2. Aim for athletes and run intramural athletics and interservice athletics at a high level. Every Marine an infantryman, an athlete and a scholar. A professional looking PT uniform would be a minimal start. Shooting is sport, tennis is a sport, competitive swimming is a sport, competitive golf is sport. So is football, baseball, boxing, wrestling, track and field, soccer….
3. Treat Marines like adults. Mission type orders in every aspect of being a Marine 24/7.
4. Insure there is a full GI Bill, without expiration and later transferability.
5. Change the paradigm from “recruiting” to “selecting”.
6. When former and retired Marines do not recommend enlistment investigate that thoroughly. What about their service led them to not recommend? I am sad to say we would find lack of trust, leaders who were condescending a$$holes, too much chickencrap and endless make work environments. Stop pretending that male and female Marines are interchangeable in every billet. No one believes that. Lies senior leaders tell are seen through by 18 year olds.
To understand recruiting shortfalls review the entire institution. The problem is not Marine Recruiting. The problem is the Marine Corps.
Double down on that concept for the USAF, USN and USA.
One of our great, currently serving SgtMaj's, SgtMaj Wilson (currently of II MEF, I believe) said it best:
Our recruiting commercials of the 90's and 2000's were some of the most effective, because they personified why young men and women want to be Marines.
They want to scale difficult heights and kill dragons.
If we can continue to attract young people who want to kill dragons, we will continue to have the force that we have been accustomed to throughout history.
My take: If we adjust a recruiting model to attract people who want jobs, college, or lifestyle choices, we might no longer attract the youngsters who want to kill dragons. This threatens to fundamentally change our force.
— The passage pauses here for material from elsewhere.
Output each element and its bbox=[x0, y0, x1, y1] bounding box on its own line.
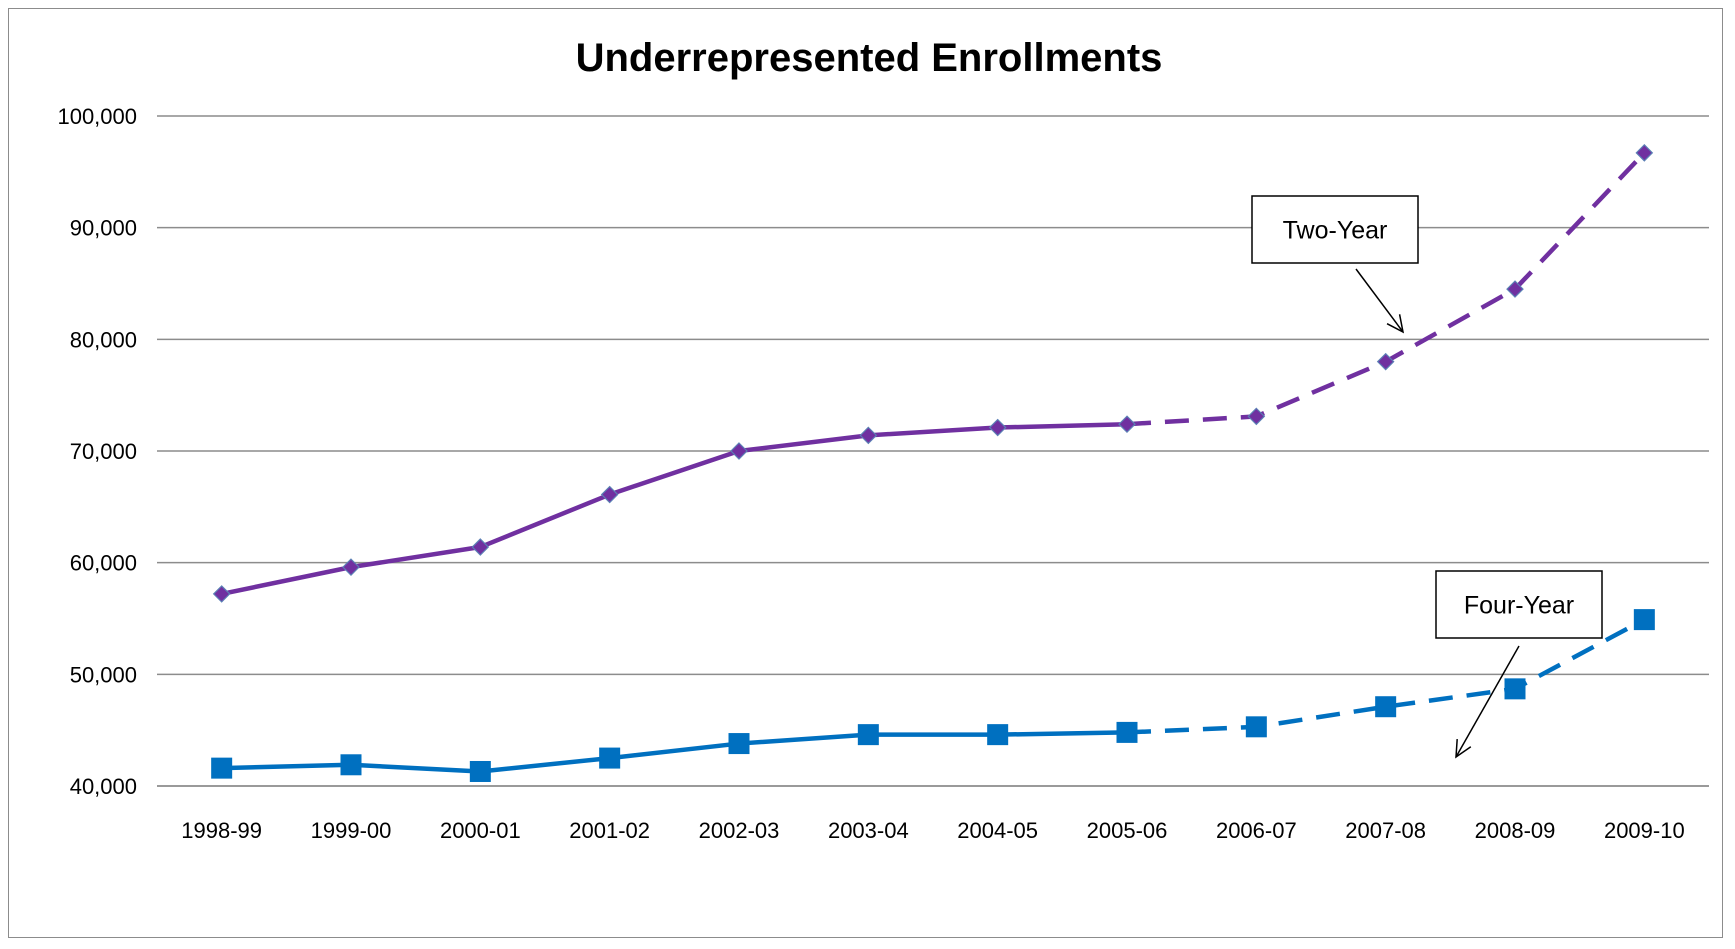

I once introduced a highly capable cyber team of NCOs to the ACMC. I made a point to ask them what their background was, for his benefit. "Taco Bell." "7-Eleven." and the like were the unanimous responses.
The existential question for MCRC: If our Marines are the pride of the joint force, for their ability to take action, get things done, and accomplish any mission....How did they get that way?